Marshall's departure leaves the Broncos with Jabar Gaffney, who had 54 catches for 732 yards and two TDs last season, as their top receiver. Eddie Royal caught 37 passes with no TDs and Brandon Stokley had 19 catches, four for TDs.
In a little more than a year, with a pair of blockbuster trades, Denver has recouped two first-round picks, two second-round picks, a third-round pick and quarterback Kyle Orton in exchange for Jay Cutler and Marshall.
McDaniels told Werder the decisions to trade Cutler and Marshall were motivated by his belief that the moves were essential to build a successful team. He also said he is convinced that the Broncos achieved the best possible result in trading Marshall for a pair of second-round draft picks, while remaining mindful of Marshall's interests.
Nice Catch For Miami?
Fifteen wide receivers have caught passes for the Dolphins the past three seasons. In that span, Brandon Marshall has more touchdowns and 100-yard games than all of them combined.
Category Marshall Miami
Receptions 307 521
Rec. yards 3,710 6,257
Rec. TDs 23 18
100-yard games 10 9
If the trade goes through, Marshall will join a Dolphins team that struggled in the passing game last season.
Category Dolphins NFL Rank (out of 32)
Receptions 331 18th
Rec. yards 3,396 21st
Rec. TDs 15 T-27th
Yards/catch 10.3 T-29th
The trade also shakes up things in the AFC East, as Miami has arguably topped the deal the New York Jets made earlier this week, when they traded a fifth-round draft pick for talented but troubled Steelers receiver Santonio Holmes.

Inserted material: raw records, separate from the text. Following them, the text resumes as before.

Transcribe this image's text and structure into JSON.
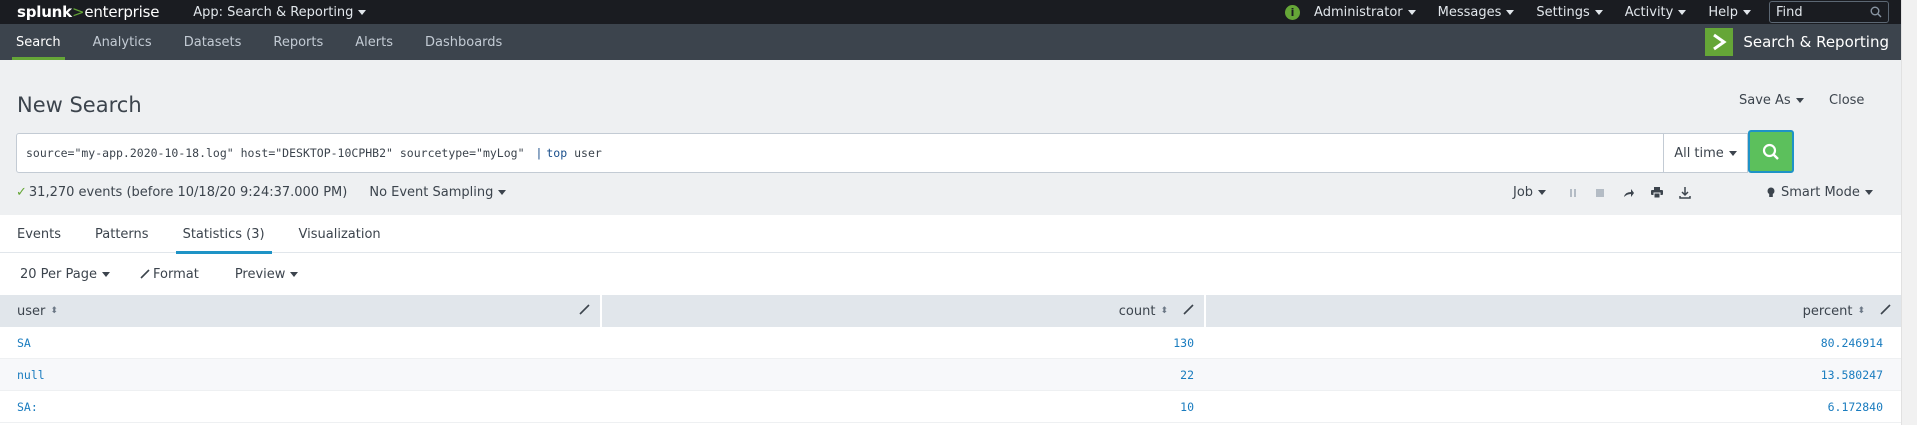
{
  "topbar": {
    "logo_main": "splunk",
    "logo_sep": ">",
    "logo_sub": "enterprise",
    "app_menu": "App: Search & Reporting",
    "menus": [
      "Administrator",
      "Messages",
      "Settings",
      "Activity",
      "Help"
    ],
    "find_placeholder": "Find"
  },
  "nav": {
    "items": [
      "Search",
      "Analytics",
      "Datasets",
      "Reports",
      "Alerts",
      "Dashboards"
    ],
    "active": "Search",
    "app_title": "Search & Reporting"
  },
  "page": {
    "title": "New Search",
    "save_as": "Save As",
    "close": "Close"
  },
  "search": {
    "query_part1": "source=\"my-app.2020-10-18.log\" host=\"DESKTOP-10CPHB2\" sourcetype=\"myLog\"",
    "pipe": "|",
    "command": "top",
    "args": "user",
    "time_range": "All time"
  },
  "status": {
    "events_text": "31,270 events (before 10/18/20 9:24:37.000 PM)",
    "sampling": "No Event Sampling",
    "job": "Job",
    "mode": "Smart Mode"
  },
  "tabs": {
    "items": [
      "Events",
      "Patterns",
      "Statistics (3)",
      "Visualization"
    ],
    "active": "Statistics (3)"
  },
  "toolbar": {
    "per_page": "20 Per Page",
    "format": "Format",
    "preview": "Preview"
  },
  "table": {
    "columns": [
      "user",
      "count",
      "percent"
    ],
    "rows": [
      {
        "user": "SA",
        "count": "130",
        "percent": "80.246914"
      },
      {
        "user": "null",
        "count": "22",
        "percent": "13.580247"
      },
      {
        "user": "SA:",
        "count": "10",
        "percent": "6.172840"
      }
    ]
  },
  "colors": {
    "accent_green": "#65a637",
    "accent_blue": "#1e93c6",
    "topbar_bg": "#1a1c21",
    "navbar_bg": "#3c444d"
  }
}
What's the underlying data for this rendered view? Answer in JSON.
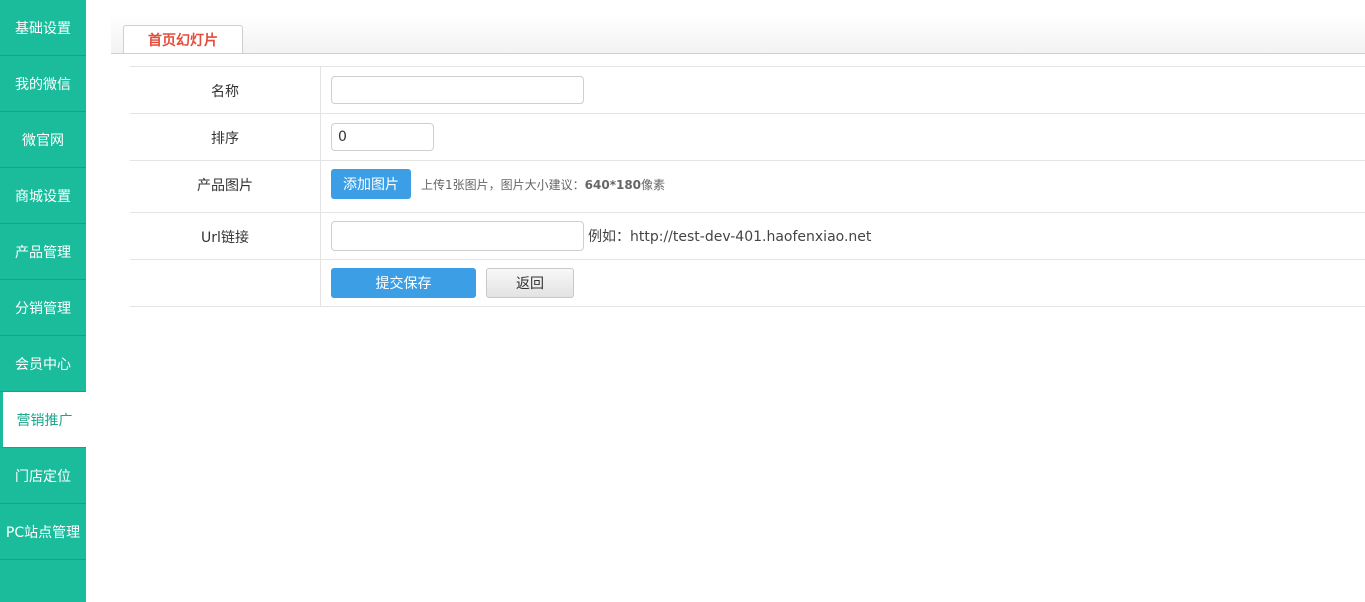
{
  "sidebar": {
    "items": [
      {
        "label": "基础设置"
      },
      {
        "label": "我的微信"
      },
      {
        "label": "微官网"
      },
      {
        "label": "商城设置"
      },
      {
        "label": "产品管理"
      },
      {
        "label": "分销管理"
      },
      {
        "label": "会员中心"
      },
      {
        "label": "营销推广"
      },
      {
        "label": "门店定位"
      },
      {
        "label": "PC站点管理"
      }
    ],
    "active_index": 7
  },
  "tab": {
    "label": "首页幻灯片"
  },
  "form": {
    "name_label": "名称",
    "name_value": "",
    "sort_label": "排序",
    "sort_value": "0",
    "image_label": "产品图片",
    "add_image_button": "添加图片",
    "image_hint_prefix": "上传1张图片，图片大小建议：",
    "image_hint_size": "640*180",
    "image_hint_suffix": "像素",
    "url_label": "Url链接",
    "url_value": "",
    "url_example_prefix": "例如：",
    "url_example": "http://test-dev-401.haofenxiao.net",
    "submit_button": "提交保存",
    "back_button": "返回"
  },
  "colors": {
    "sidebar_bg": "#1abc9c",
    "primary_button": "#3c9fe6",
    "tab_text": "#e64c3c"
  }
}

Miami is a surprise destination for Marshall because Dolphins coach Tony Sparano hadn't shown much interest in acquiring him. But football czar Bill Parcells, who has final say on personnel matters in Miami, has never shied away from talented-but-troubled wide receivers, working with Terry Glenn in New England, Keyshawn Johnson in New York and Terrell Owens in Dallas.
The Dolphins' passing game can use the help.
Speedy Ted Ginn Jr. has been a disappointment since Miami took him with the ninth overall draft pick in 2007. Ginn and the other wideouts -- Brian Hartline, Davone Bess and Greg Camarillo -- combined for only six touchdown catches last season.
The acquisition of a top-line receiver frees up the Dolphins to use the No. 12 pick in the draft next week on the defensive front seven, where help is also needed.
The trade, a complex negotiation involving as many as four teams, began shortly after Marshall failed to secure a contract offer as a restricted free agent and signed his one-year tender with the Broncos on Tuesday morning. A source with direct involvement in the talks told Werder that McDaniels and general manager Brian Xanders negotiated with Parcells and Dolphins general manager Jeff Ireland into the early-morning hours Wednesday before reaching an agreement.
Miami was hot after Marshall, as was Seattle. Tampa Bay showed some interest, and even the Jets considered making a play for Marshall before making their deal for Holmes, according to sources.
Marshall, 26, is one of the game's best young wide receivers, a mercurial talent in the prime of his career at the position where the Dolphins needed help most. But like Holmes, he also brings a reputation of being difficult to handle and a record that has him one strike from a yearlong suspension.
Marshall has had several run-ins with the law and visits to commissioner Roger Goodell's office to discuss his off-the-field behavior. He was suspended for the 2008 opener following a series of domestic disputes involving a former girlfriend.
In February, an emotional Marshall was a witness in the murder trial of Willie Clark, who was convicted in the 2007 drive-by slaying of Broncos cornerback Darrent Williams.